Conventional thinking is that bone regeneration is left to a small number of mighty cells called skeletal stem cells, which reside within larger groups of bone marrow stromal cells.

But new findings from the University of Michigan recasts that thinking.

In a recent study, Noriaki Ono, assistant professor at the U-M School of Dentistry, and colleagues report that mature bone marrow stromal cells metamorphosed to perform in ways similar to their bone-healing stem cell cousins — but only after an injury.

Bone fracture is an emergency for humans and all vertebrates, so the sooner cells start the business of healing damaged bone — and the more cells there are to do it — the better.

“Our study shows that other cells besides skeletal stem cells can do this job as well,” Ono said.

In the mouse study, inert Cxcl12 cells in bone marrow responded to post-injury cellular cues by converting into regenerative cells, much like skeletal stem cells. Normally, the main job of these Cxcl12-expressing cells, widely known as CAR cells, is to secrete cytokines, which help regulate neighboring blood cells. They were recruited for healing only after an injury.

“The surprise in our study is that these cells essentially did nothing in terms of making bones, when bones grow longer,” Ono said. “It’s only when bones are injured that these cells start rushing to repair the defect.”

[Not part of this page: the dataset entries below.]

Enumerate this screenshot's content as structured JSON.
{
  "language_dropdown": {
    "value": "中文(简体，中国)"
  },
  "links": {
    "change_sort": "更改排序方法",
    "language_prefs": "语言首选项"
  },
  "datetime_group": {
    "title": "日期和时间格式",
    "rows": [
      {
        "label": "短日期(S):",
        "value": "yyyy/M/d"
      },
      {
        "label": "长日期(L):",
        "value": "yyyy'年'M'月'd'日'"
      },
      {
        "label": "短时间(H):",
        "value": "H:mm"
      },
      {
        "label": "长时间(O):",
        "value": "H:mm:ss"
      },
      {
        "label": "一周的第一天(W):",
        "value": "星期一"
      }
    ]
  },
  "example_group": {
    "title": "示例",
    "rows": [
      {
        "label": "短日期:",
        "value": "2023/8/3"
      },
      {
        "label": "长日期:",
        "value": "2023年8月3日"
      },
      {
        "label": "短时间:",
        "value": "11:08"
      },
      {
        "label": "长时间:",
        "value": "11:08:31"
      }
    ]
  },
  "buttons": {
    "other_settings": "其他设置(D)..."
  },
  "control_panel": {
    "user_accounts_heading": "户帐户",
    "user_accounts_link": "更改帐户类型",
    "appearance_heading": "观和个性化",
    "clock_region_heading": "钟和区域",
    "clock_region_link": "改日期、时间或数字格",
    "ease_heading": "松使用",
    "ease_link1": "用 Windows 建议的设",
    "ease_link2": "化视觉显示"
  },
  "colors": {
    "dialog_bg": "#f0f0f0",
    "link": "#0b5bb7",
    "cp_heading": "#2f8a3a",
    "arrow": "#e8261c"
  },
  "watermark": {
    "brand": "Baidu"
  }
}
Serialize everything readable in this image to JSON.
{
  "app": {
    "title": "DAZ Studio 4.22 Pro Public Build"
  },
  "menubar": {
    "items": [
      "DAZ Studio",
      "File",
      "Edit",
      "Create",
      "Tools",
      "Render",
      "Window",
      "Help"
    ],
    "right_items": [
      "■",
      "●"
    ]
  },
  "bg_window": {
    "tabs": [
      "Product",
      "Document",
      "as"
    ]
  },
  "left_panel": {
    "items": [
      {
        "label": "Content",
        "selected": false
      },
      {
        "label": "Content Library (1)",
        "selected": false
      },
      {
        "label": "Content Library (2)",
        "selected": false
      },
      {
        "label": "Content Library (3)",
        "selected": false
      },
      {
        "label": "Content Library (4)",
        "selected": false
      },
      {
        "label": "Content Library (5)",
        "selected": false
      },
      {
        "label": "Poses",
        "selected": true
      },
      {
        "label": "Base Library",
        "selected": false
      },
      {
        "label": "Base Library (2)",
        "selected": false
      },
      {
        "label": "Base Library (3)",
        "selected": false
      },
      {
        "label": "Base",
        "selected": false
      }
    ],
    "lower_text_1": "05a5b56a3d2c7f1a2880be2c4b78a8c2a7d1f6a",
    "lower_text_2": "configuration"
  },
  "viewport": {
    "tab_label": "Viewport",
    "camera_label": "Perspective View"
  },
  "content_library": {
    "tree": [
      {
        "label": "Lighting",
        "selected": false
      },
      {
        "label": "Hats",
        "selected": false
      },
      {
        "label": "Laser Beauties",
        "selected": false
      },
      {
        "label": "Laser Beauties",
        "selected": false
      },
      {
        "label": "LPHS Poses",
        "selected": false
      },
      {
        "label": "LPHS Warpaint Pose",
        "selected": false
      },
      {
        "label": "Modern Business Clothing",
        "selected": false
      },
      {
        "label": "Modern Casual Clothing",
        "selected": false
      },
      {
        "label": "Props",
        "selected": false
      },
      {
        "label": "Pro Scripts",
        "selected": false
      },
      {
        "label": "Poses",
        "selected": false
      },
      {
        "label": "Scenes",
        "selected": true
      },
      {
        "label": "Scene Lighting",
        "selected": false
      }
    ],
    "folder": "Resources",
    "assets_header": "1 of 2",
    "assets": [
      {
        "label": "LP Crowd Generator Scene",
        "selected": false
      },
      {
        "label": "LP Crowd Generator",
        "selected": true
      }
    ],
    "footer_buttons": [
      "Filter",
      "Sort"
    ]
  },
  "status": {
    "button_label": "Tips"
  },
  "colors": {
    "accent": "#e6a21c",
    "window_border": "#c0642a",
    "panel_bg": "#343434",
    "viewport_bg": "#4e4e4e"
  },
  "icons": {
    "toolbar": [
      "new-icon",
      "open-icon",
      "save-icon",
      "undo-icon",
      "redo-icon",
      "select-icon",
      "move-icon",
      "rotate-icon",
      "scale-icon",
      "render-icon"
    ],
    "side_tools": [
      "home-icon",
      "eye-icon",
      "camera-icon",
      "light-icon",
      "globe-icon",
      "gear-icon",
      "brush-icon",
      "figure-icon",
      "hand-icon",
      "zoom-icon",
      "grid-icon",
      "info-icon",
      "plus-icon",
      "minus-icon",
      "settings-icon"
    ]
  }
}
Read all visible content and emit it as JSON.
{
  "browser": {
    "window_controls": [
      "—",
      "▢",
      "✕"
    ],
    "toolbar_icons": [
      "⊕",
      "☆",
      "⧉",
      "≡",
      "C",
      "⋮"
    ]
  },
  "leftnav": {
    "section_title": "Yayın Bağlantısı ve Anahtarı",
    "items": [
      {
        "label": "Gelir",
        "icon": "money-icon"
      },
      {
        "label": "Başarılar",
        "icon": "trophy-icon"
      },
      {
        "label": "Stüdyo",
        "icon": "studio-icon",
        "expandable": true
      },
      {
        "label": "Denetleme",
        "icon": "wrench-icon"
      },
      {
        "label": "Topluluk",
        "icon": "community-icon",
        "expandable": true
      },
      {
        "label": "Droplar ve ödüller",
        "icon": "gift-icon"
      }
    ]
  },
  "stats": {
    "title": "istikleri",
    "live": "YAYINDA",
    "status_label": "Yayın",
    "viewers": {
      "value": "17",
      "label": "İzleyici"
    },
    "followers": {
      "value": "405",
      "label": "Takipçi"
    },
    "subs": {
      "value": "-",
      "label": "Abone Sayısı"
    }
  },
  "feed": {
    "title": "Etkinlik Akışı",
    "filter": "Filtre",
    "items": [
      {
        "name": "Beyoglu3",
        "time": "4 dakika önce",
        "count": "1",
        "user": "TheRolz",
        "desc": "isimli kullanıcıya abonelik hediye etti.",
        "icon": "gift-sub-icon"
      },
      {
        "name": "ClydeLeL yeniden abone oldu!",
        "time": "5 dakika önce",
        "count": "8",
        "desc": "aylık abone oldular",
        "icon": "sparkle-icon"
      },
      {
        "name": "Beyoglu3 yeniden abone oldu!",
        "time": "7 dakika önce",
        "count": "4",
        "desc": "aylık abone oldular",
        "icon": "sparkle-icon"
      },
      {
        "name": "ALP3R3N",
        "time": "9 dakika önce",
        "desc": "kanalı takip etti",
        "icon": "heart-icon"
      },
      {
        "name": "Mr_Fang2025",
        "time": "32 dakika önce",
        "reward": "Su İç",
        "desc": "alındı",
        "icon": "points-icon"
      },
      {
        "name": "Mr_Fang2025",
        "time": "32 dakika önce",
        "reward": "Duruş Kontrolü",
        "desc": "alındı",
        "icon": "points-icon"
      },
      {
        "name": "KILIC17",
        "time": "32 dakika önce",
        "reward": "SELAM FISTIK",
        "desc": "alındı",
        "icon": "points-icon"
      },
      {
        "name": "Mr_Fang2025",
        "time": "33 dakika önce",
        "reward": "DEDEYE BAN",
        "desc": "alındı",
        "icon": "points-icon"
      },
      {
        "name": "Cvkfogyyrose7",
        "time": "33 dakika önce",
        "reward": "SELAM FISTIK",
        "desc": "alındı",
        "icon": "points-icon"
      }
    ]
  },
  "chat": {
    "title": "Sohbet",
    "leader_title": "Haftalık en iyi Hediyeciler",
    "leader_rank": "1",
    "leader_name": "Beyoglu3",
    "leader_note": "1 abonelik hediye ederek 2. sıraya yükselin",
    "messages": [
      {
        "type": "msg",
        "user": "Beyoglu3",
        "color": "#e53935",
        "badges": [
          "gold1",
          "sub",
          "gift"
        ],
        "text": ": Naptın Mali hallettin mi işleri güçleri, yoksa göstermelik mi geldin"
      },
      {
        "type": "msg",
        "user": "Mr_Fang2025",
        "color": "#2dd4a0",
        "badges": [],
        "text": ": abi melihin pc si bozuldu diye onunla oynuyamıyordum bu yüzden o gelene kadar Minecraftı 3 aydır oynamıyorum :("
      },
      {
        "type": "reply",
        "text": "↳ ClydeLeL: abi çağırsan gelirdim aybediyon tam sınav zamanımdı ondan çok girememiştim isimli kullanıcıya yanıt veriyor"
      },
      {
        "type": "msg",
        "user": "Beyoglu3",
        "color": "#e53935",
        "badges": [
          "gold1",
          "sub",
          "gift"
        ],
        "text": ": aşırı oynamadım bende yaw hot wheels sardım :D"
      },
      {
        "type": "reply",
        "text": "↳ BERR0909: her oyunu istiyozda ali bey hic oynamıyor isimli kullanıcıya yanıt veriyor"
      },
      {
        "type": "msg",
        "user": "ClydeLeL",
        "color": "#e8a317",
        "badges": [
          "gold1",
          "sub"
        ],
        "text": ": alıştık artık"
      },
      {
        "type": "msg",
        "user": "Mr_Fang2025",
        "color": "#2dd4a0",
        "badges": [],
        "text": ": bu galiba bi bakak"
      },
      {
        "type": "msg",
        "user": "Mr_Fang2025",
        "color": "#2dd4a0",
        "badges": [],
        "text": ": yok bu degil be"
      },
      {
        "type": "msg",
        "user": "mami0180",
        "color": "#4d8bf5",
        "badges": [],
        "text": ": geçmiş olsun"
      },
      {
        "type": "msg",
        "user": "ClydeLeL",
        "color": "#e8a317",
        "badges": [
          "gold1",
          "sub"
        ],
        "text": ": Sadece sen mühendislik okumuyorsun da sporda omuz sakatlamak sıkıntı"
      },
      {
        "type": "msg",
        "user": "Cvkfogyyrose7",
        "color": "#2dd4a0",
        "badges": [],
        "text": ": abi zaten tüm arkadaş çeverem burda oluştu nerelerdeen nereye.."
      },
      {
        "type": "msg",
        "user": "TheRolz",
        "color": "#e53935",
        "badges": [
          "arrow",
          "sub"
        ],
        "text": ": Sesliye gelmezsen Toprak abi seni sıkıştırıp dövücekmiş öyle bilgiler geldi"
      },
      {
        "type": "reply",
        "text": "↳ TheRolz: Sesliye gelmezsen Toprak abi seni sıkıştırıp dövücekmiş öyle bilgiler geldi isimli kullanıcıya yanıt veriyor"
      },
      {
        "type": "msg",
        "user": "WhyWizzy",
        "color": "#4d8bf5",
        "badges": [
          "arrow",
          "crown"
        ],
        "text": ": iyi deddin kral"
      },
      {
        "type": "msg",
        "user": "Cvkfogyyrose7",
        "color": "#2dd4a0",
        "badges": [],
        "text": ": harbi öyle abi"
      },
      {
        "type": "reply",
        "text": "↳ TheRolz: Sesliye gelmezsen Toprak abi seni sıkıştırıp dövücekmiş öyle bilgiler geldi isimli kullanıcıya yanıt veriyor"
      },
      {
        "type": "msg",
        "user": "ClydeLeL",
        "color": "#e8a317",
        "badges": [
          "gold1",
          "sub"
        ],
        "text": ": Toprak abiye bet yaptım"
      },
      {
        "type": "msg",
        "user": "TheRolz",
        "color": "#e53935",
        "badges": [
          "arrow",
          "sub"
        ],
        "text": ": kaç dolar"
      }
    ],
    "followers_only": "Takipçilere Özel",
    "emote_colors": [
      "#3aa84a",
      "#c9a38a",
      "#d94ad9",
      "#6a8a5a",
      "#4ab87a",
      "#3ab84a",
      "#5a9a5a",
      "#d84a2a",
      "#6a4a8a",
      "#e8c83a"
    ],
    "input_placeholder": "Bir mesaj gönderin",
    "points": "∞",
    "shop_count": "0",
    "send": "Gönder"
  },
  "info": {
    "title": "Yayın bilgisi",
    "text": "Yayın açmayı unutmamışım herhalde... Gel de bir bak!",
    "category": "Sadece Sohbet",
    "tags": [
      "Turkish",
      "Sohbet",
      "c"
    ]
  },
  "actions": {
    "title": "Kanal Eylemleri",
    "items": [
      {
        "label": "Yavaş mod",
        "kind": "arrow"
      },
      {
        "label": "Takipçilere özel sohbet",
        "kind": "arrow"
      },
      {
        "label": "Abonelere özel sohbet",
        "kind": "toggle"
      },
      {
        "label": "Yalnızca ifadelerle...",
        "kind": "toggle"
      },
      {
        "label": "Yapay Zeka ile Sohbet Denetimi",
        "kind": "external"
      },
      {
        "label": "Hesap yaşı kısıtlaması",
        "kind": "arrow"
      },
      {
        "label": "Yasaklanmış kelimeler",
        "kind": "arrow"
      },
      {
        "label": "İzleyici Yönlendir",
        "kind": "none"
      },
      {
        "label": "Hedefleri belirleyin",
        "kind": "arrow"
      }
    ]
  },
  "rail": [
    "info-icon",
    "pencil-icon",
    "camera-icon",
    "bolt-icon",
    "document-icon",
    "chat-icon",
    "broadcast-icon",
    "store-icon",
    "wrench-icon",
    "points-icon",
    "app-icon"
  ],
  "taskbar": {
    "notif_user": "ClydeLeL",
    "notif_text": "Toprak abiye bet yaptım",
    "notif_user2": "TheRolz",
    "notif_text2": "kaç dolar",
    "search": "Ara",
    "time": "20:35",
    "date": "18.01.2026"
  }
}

This is important because the remarkable regenerative potential of bones is generally attributed to rare skeletal stem cells, Ono says. These new findings raise the possibility that these mighty skeletal stem cells could be generated through the transformation of the more available mature stromal cells.

These mature stromal cells are malleable and readily available throughout life, and could potentially provide an excellent cellular source for bone and tissue regeneration, Ono says.